Heterogeneous Multi-Agent Reinforcement Learning with Attention for Cooperative and Scalable Feature Transformation

Feature transformation enhances downstream task performance by generating informative features through mathematical feature crossing. Despite the advancements in deep learning, feature transformation remains essential, particularly for structured data, where deep models often struggle to capture complex feature interactions effectively. Prior literature on automated feature transformation has achieved notable success but often relies on heuristics or exhaustive searches, leading to inefficient and time-consuming processes. Recent works employ reinforcement learning (RL) to enhance traditional approaches through a more effective trial-and-error way. However, two key limitations remain: 1) Dynamic feature expansion during the transformation process, which introduces instability and increases the time complexity of the learning procedure for RL agents; 2) Insufficient cooperation and communication between agents, which results in suboptimal feature crossing operations and degraded model performance. To address them, we propose a novel heterogeneous multi-agent RL framework to enable cooperative and scalable feature transformation. The framework comprises three heterogeneous agents, grouped into two types, each designed to select essential features and operations for feature crossing. To enhance communication among these agents, we implement a shared critic mechanism that facilitates information exchange during the feature transformation process. This collaboration enables the agents to learn more intelligent and effective transformation policies.

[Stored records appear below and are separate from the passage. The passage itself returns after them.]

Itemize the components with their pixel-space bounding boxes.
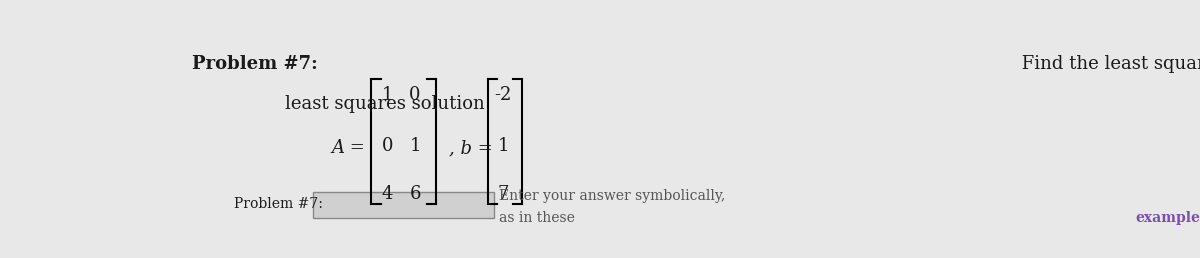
- Text: 0: 0: [409, 86, 421, 103]
- FancyBboxPatch shape: [313, 192, 494, 218]
- Text: 6: 6: [409, 185, 421, 203]
- Text: A =: A =: [331, 139, 365, 157]
- Text: Enter your answer symbolically,: Enter your answer symbolically,: [499, 189, 725, 203]
- Text: 0: 0: [382, 137, 392, 155]
- Text: -2: -2: [494, 86, 512, 103]
- Text: , b =: , b =: [450, 139, 493, 157]
- Text: Find the least squares solutions of: Find the least squares solutions of: [1016, 55, 1200, 73]
- Text: Problem #7:: Problem #7:: [234, 197, 323, 211]
- Text: examples: examples: [1135, 211, 1200, 225]
- Text: 1: 1: [409, 137, 421, 155]
- Text: as in these: as in these: [499, 211, 580, 225]
- Text: 7: 7: [498, 185, 509, 203]
- Text: 4: 4: [382, 185, 392, 203]
- Text: 1: 1: [498, 137, 509, 155]
- Text: least squares solution: least squares solution: [284, 94, 491, 112]
- Text: Problem #7:: Problem #7:: [192, 55, 318, 73]
- Text: 1: 1: [382, 86, 392, 103]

To handle the dynamically expanding feature space, we tailor multi-head attention-based feature agents to select suitable features for feature crossing. This design facilitates scalable decision-making and effective candidate selection based on comprehensive global feature space information. Additionally, we introduce a state encoding technique during the optimization process to stabilize and enhance the learning dynamics of the RL agents, resulting in more robust and reliable transformation policies. Finally, we conduct extensive experiments to validate the effectiveness, efficiency, robustness, and interpretability of our model. Our code and dataset are publicly available on GitHub.